Museum Marsinah di Desa Nglundo, Kecamatan Sukomoro, Kabupaten Nganjuk, kini dipandang punya peran yang lebih luas daripada sekadar tempat mengenang seorang tokoh buruh. Kawasan ini mulai diarahkan menjadi wisata edukasi yang tidak hanya menyimpan jejak perjuangan, tetapi juga diharapkan ikut menggerakkan ekonomi warga sekitar.

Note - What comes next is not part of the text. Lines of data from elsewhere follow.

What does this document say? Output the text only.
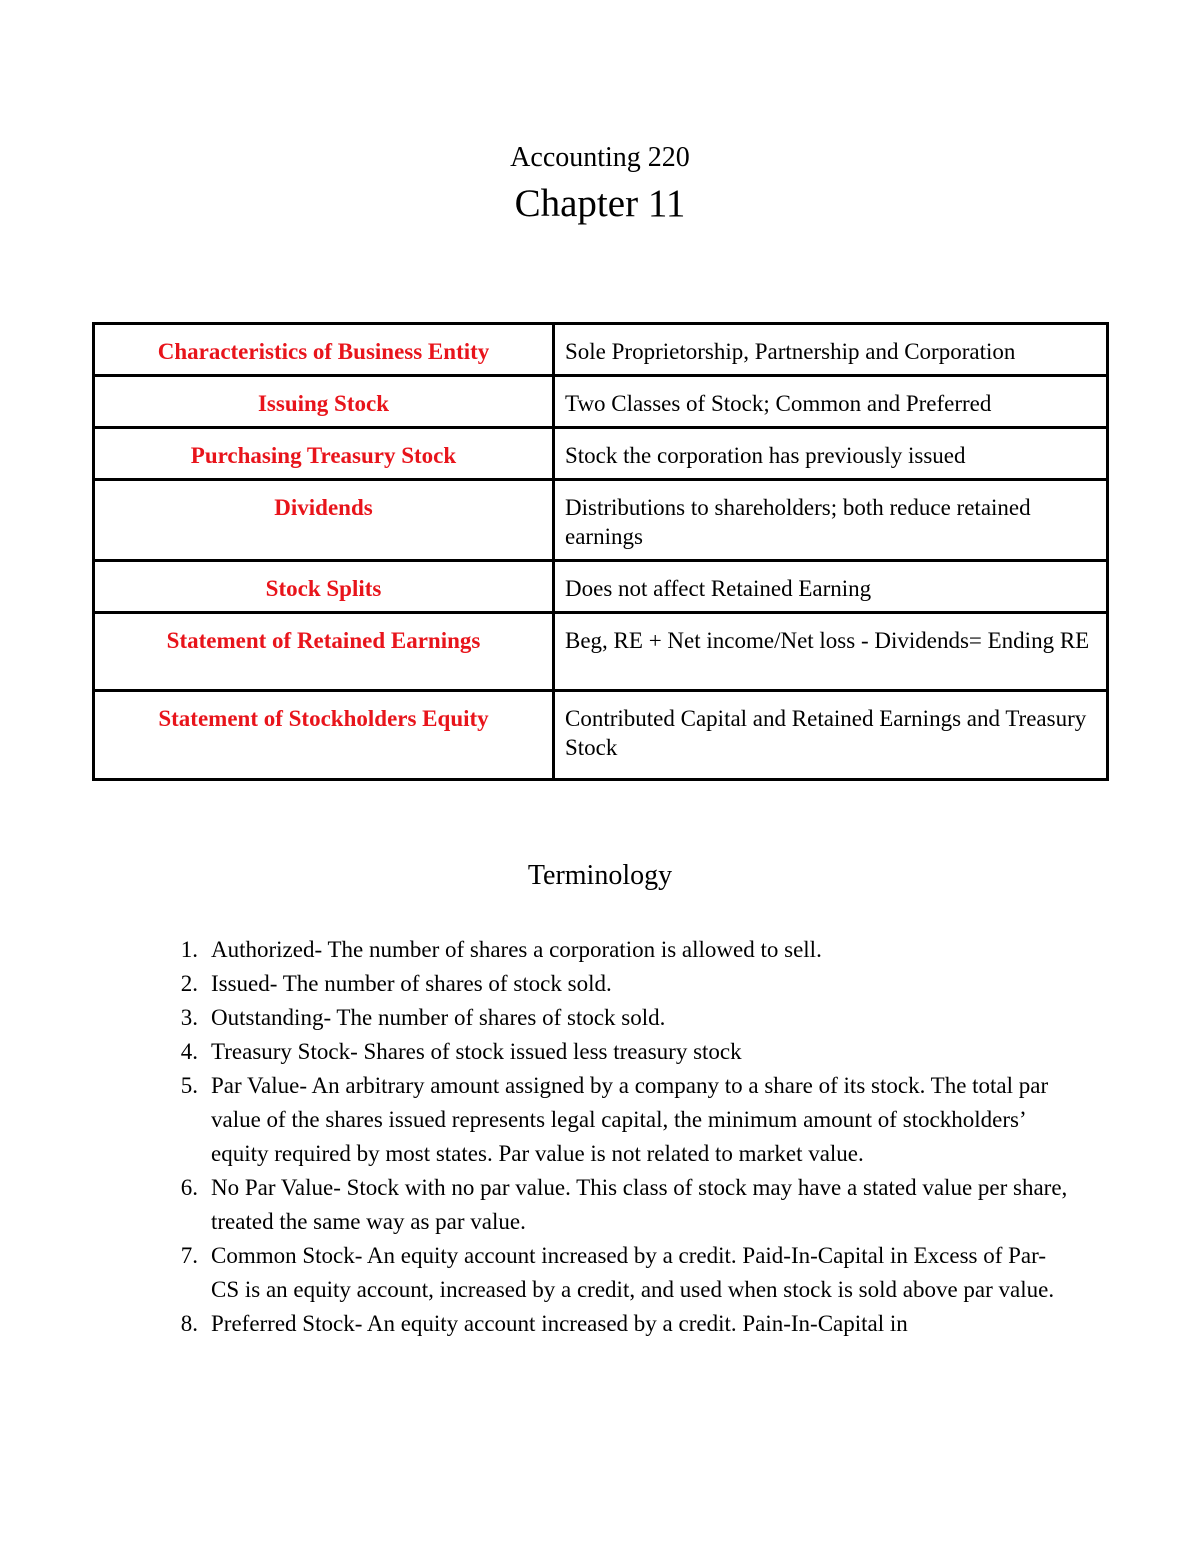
Accounting 220
Chapter 11
Characteristics of Business Entity	Sole Proprietorship, Partnership and Corporation

Issuing Stock	Two Classes of Stock; Common and Preferred

Purchasing Treasury Stock	Stock the corporation has previously issued

Dividends	Distributions to shareholders; both reduce retained earnings

Stock Splits	Does not affect Retained Earning

Statement of Retained Earnings	Beg, RE + Net income/Net loss - Dividends= Ending RE

Statement of Stockholders Equity	Contributed Capital and Retained Earnings and Treasury Stock
Terminology
1. Authorized- The number of shares a corporation is allowed to sell.
2. Issued- The number of shares of stock sold.
3. Outstanding- The number of shares of stock sold.
4. Treasury Stock- Shares of stock issued less treasury stock
5. Par Value- An arbitrary amount assigned by a company to a share of its stock. The total par value of the shares issued represents legal capital, the minimum amount of stockholders’ equity required by most states. Par value is not related to market value.
6. No Par Value- Stock with no par value. This class of stock may have a stated value per share, treated the same way as par value.
7. Common Stock- An equity account increased by a credit. Paid-In-Capital in Excess of Par- CS is an equity account, increased by a credit, and used when stock is sold above par value.
8. Preferred Stock- An equity account increased by a credit. Pain-In-Capital in
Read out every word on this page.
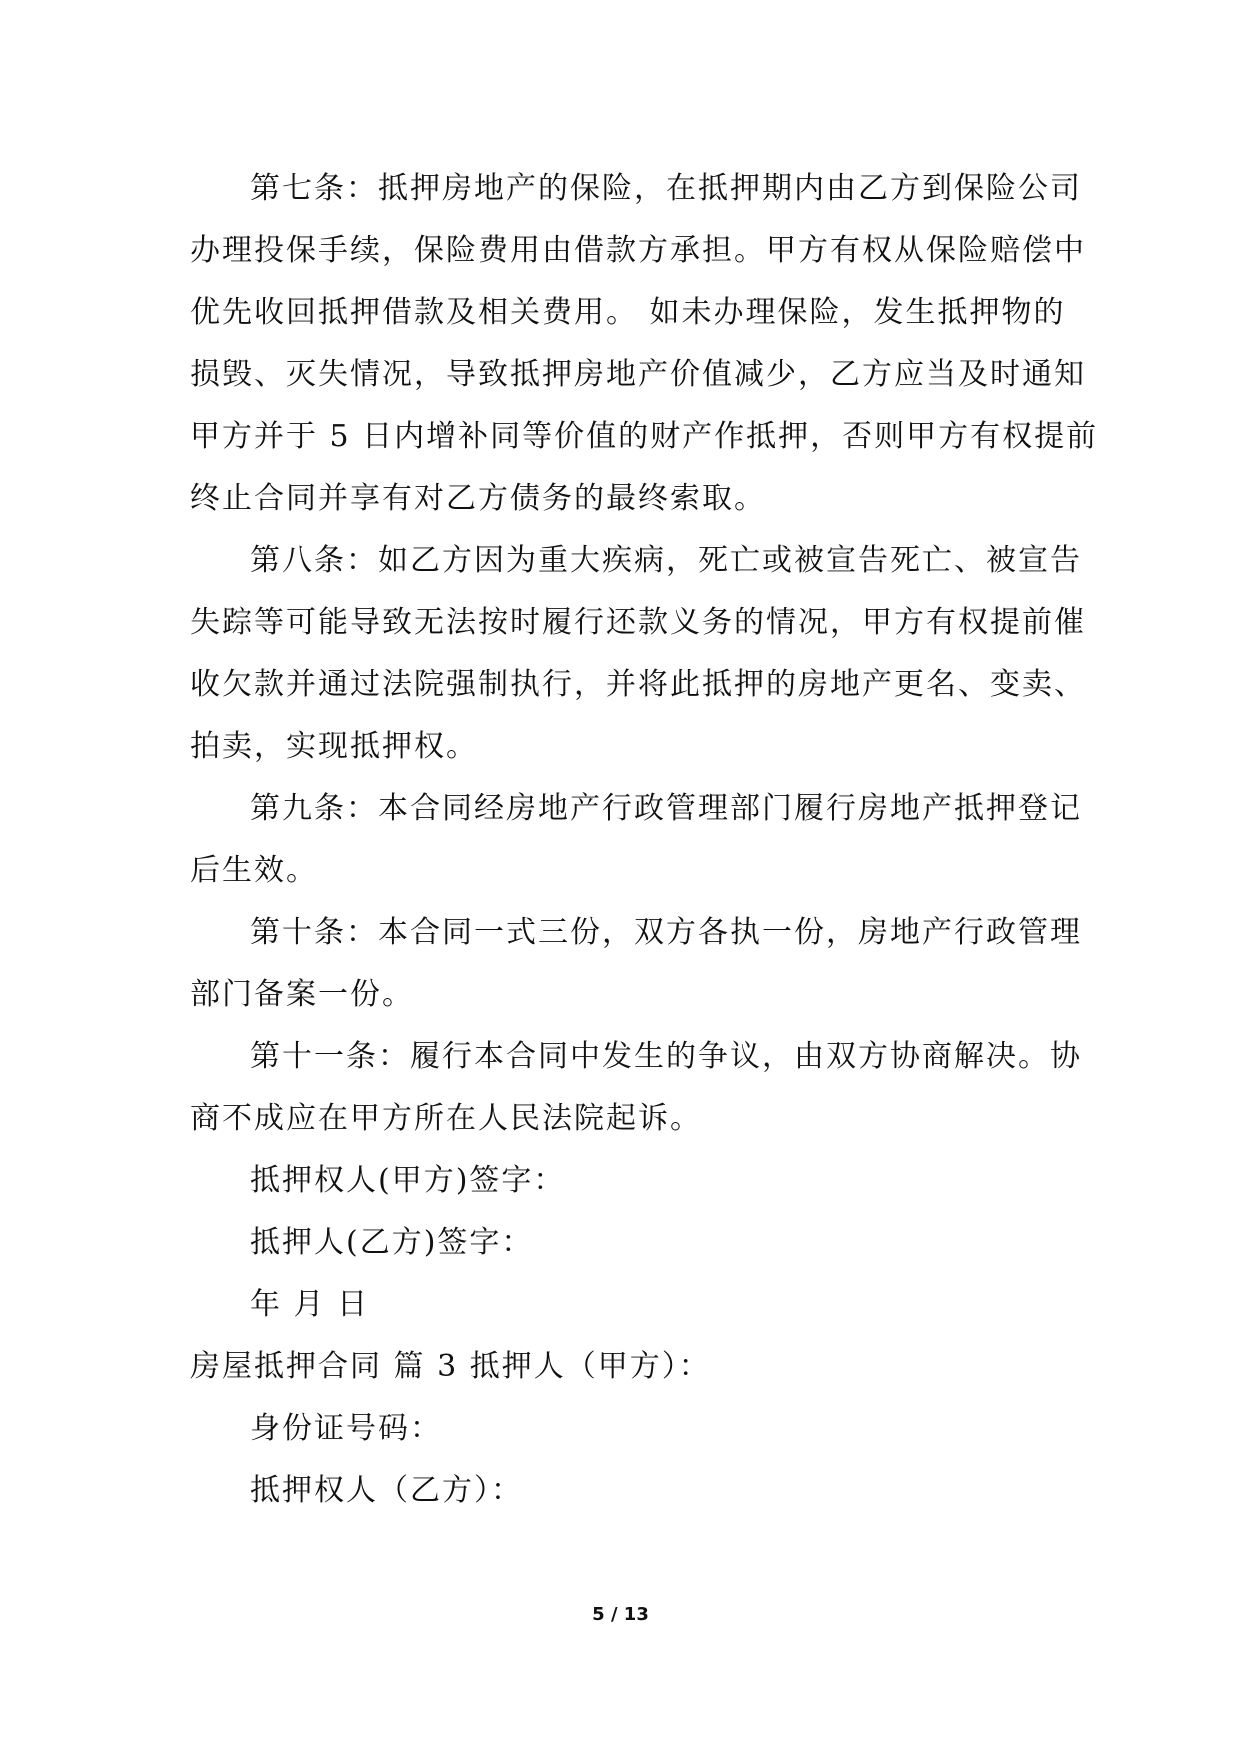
第七条：抵押房地产的保险，在抵押期内由乙方到保险公司
办理投保手续，保险费用由借款方承担。甲方有权从保险赔偿中
优先收回抵押借款及相关费用。 如未办理保险，发生抵押物的
损毁、灭失情况，导致抵押房地产价值减少，乙方应当及时通知
甲方并于 5 日内增补同等价值的财产作抵押，否则甲方有权提前
终止合同并享有对乙方债务的最终索取。
第八条：如乙方因为重大疾病，死亡或被宣告死亡、被宣告
失踪等可能导致无法按时履行还款义务的情况，甲方有权提前催
收欠款并通过法院强制执行，并将此抵押的房地产更名、变卖、
拍卖，实现抵押权。
第九条：本合同经房地产行政管理部门履行房地产抵押登记
后生效。
第十条：本合同一式三份，双方各执一份，房地产行政管理
部门备案一份。
第十一条：履行本合同中发生的争议，由双方协商解决。协
商不成应在甲方所在人民法院起诉。
抵押权人(甲方)签字：
抵押人(乙方)签字：
年 月 日
房屋抵押合同 篇 3 抵押人（甲方）：
身份证号码：
抵押权人（乙方）：
5 / 13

Di samping rumah masa kecil Marsinah, Museum Pahlawan Nasional Pejuang Buruh Marsinah berdiri sebagai ruang yang mengajak pengunjung melihat kembali sejarah perjuangan hak asasi manusia dari sudut yang lebih dekat. Bagi banyak pihak, keberadaan museum ini membuka peluang baru karena ziarah dan kunjungan belajar bisa berjalan beriringan.
Ruang belajar yang ditata sebagai pengalaman visual
Penataan museum dinilai sudah rapi dan tertib. Di dalamnya, pengunjung dapat menemukan foto, kliping koran asli, serta pakaian yang dikenakan Marsinah sebelum jasadnya ditemukan.
Museum itu juga menampilkan diorama suasana yang dihadapi buruh pada tahun 1990-an. Susunan tersebut membuat pengunjung dapat memahami kembali konteks perjuangan buruh melalui tampilan visual, bukan hanya melalui cerita lisan.
Khofifah Indar Parawansa menilai museum ini menyimpan rekam jejak pahlawan nasional perempuan yang memperjuangkan hak-hak buruh semasa hidup. Ia berharap keteguhan dan keberanian Marsinah dalam menegakkan keadilan bisa memberi inspirasi yang lebih luas.
Didukung ekosistem desa wisata
Daya tarik museum dinilai akan makin kuat karena Desa Nglundo pada 2026 sudah memperoleh SK sebagai Desa Wisata dari Bupati Nganjuk. Di desa itu juga telah terbentuk kelompok sadar wisata atau Pokdarwis.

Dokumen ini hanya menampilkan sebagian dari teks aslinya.